髙岡 成道/髙岡オレンジ園
見た目が悪いのは安心のしるし。30年の歴史を持つ有機農家
■プロフィール
八代工業高校専門学校(現・熊本高等専門学校)を卒業した2011年、東京ガスグループのガス管を埋設する会社に就職。
現場監督などの仕事をしていたが、農作物関連のイベントで上京した父と一緒に消費者と交流をしたことがきっかけとなり、「家業を途絶えさせてはいけない」と、就農への意欲が高まる。
2014年5月、脱サラして自転車で熊本に帰省し、父のもとで就農。小祝政明氏が提唱するBLOF理論を父と一緒に学び始めて以来、アミノ酸の活用やミネラル分豊かな土づくりにこだわり、土壌分析を自分自身で行うようになる。有機JAS認証取得。

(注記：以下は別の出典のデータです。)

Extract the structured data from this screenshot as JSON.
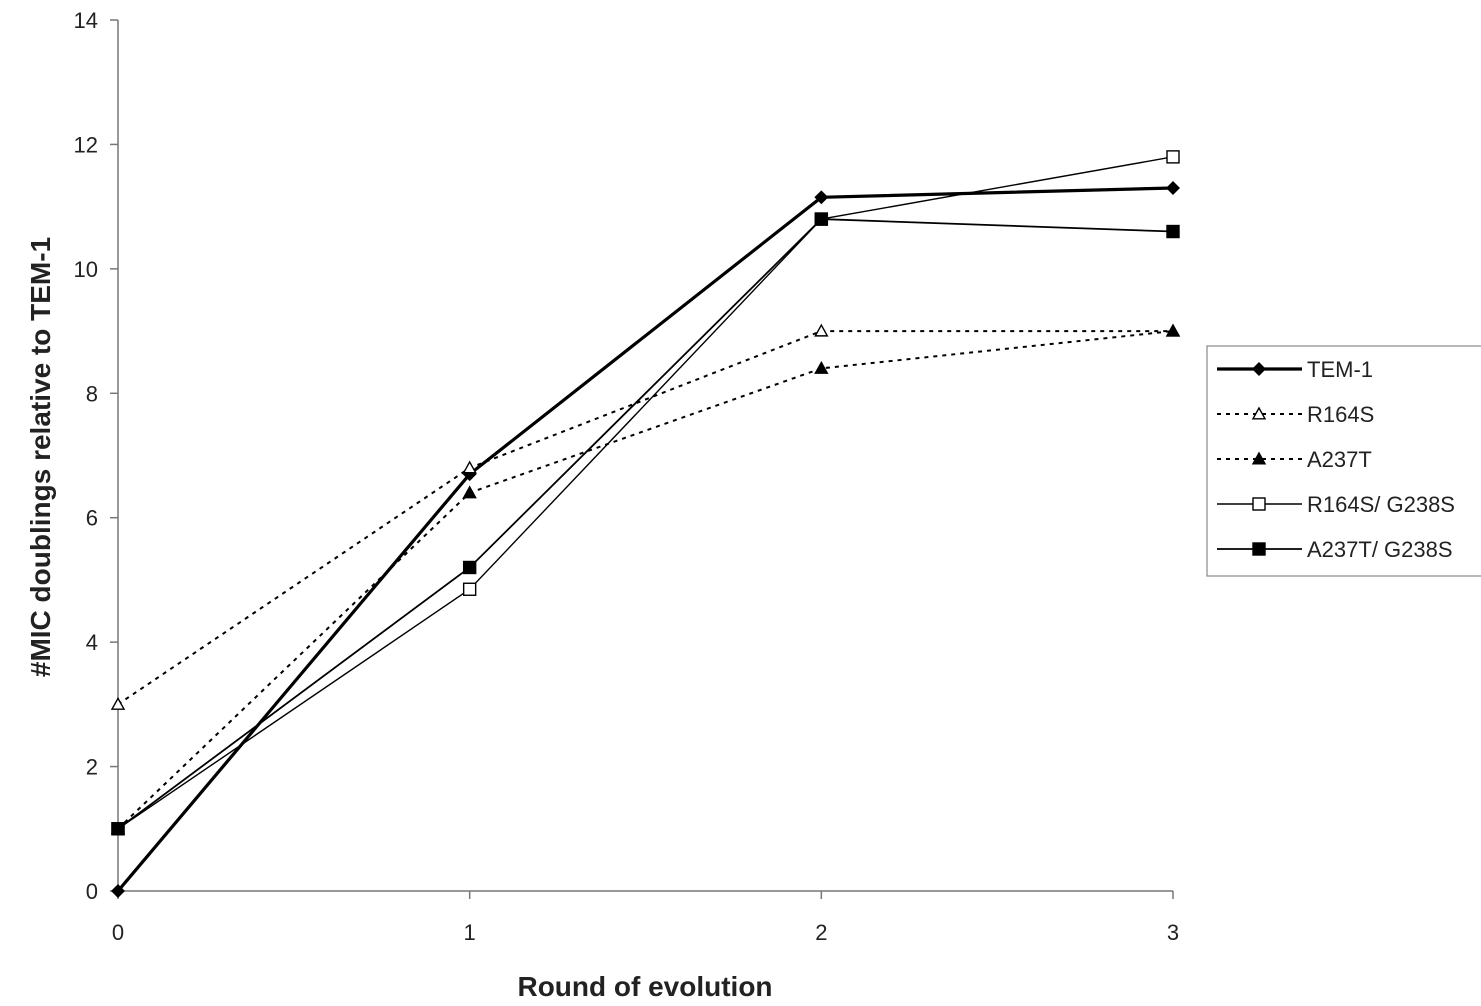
{
  "chart_data": {
    "type": "line",
    "title": "",
    "xlabel": "Round of evolution",
    "ylabel": "#MIC doublings relative to TEM-1",
    "x": [
      0,
      1,
      2,
      3
    ],
    "xlim": [
      0,
      3
    ],
    "ylim": [
      0,
      14
    ],
    "yticks": [
      0,
      2,
      4,
      6,
      8,
      10,
      12,
      14
    ],
    "grid": false,
    "legend_position": "right",
    "series": [
      {
        "name": "TEM-1",
        "values": [
          0,
          6.7,
          11.15,
          11.3
        ],
        "marker": "diamond-filled",
        "line": "solid-thick",
        "color": "#000000"
      },
      {
        "name": "R164S",
        "values": [
          3,
          6.8,
          9.0,
          9.0
        ],
        "marker": "triangle-open",
        "line": "dotted",
        "color": "#000000"
      },
      {
        "name": "A237T",
        "values": [
          1,
          6.4,
          8.4,
          9.0
        ],
        "marker": "triangle-filled",
        "line": "dotted",
        "color": "#000000"
      },
      {
        "name": "R164S/ G238S",
        "values": [
          1,
          4.85,
          10.8,
          11.8
        ],
        "marker": "square-open",
        "line": "solid-thin",
        "color": "#000000"
      },
      {
        "name": "A237T/ G238S",
        "values": [
          1,
          5.2,
          10.8,
          10.6
        ],
        "marker": "square-filled",
        "line": "solid",
        "color": "#000000"
      }
    ]
  }
}
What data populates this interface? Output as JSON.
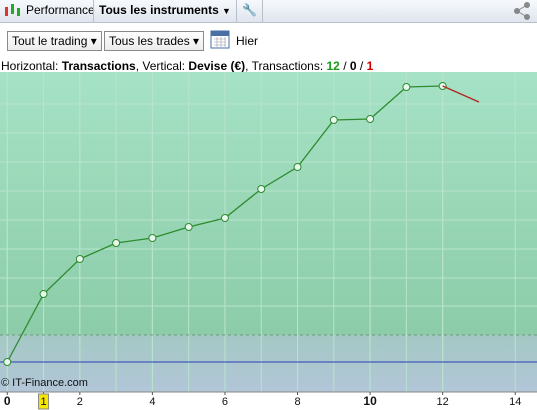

2020年に父から経営権を継承する。就農してから3年間で急激に増えたイノシシ対策として、熊本県の若手農家で作る「くまもと農家ハンター」でも活動中。
■農業を職業にした理由
柑橘農家の2代目として生まれ、「いつかは農業を継ぐんだろう」と考えていたが、父は30年前に、慣行栽培から有機農業に切り替えて、農協を脱退したことで味わった苦労を息子には経験させたくないと就農には猛反対。
出荷先で開催された交流会のために上京した父と一緒に、消費者と初めて交流したことがきっかけとなり、父が作るミカンを楽しみに待っている消費者のためにも途絶えさせてはいけないと就農を決意。
また東日本大震災が発生した年に東京で就職したことから、放射能の影響を考えるようになるともに、農薬や化学肥料に頼らない有機JAS栽培に関心を持つようになり、父と一緒にBLOF理論を学び、栽培に取り入れている。
■農業の魅力とは
農業は頑張ったら頑張った分だけ、成果が自分に戻ってきます。会社員ならば、頑張っても評価されなければ報われませんが、農業は努力すればお客さんからの評価として跳ね返ってきます。
父は僕が生まれた32年前に、農協を離れて有機栽培に転向したので、市場出荷ができなくなり、電話帳を片手に営業したり、手紙を書いたりして、お客さんを開拓していきました。有機農業が今ほど浸透していなかった当時は、大変苦労したようです。
現在は産直サイトを利用する子育て世代のお客さんから感謝のコメントもいただいていますし、その子たちが未来のお客になってくれると思うと、やりがいを感じます。
就農した直後から、両親と一緒に販売価格を決めていましたが、肥料や資材費の高騰を差し引いても、売上は増加しています。
有機栽培で作られた柑橘類は、消毒したり、ワックスをかけていないので、見た目は悪いですが、これこそ安全なしるしだとして、生協や首都圏や関西の有機農業系スーパーから高い評価を受けています。
市場出荷している農家に比べたら、消費者の顔が見える分、真摯に向き合おうと常に心がけてます。
■今後の展望
2020年に父から経営権を引き継ぎました。父は現状維持を希望していますが、地域の農家が高齢化している今、地域の農業を守るためにも廃業した農地を買い取ったり、借り受けたりして農地を拡大していきたいと考えています。
規模拡大に伴って生産力もアップするし、その分、販路の拡大が期待できます。柑橘農家は9月のレモンに始まり、秋から冬にかけて収穫期を迎えるので、収穫時期が異なる25品種を育てることで農繁期が一極集中しないように工夫しています。
その分、収入源がなくなる夏場には、売り物にならないミカンを原料に加工を委託しているみかんジュースを販売しています。また、くまもと農業経営塾への参加を通じて、いつかは法人化に挑戦したいと考えています。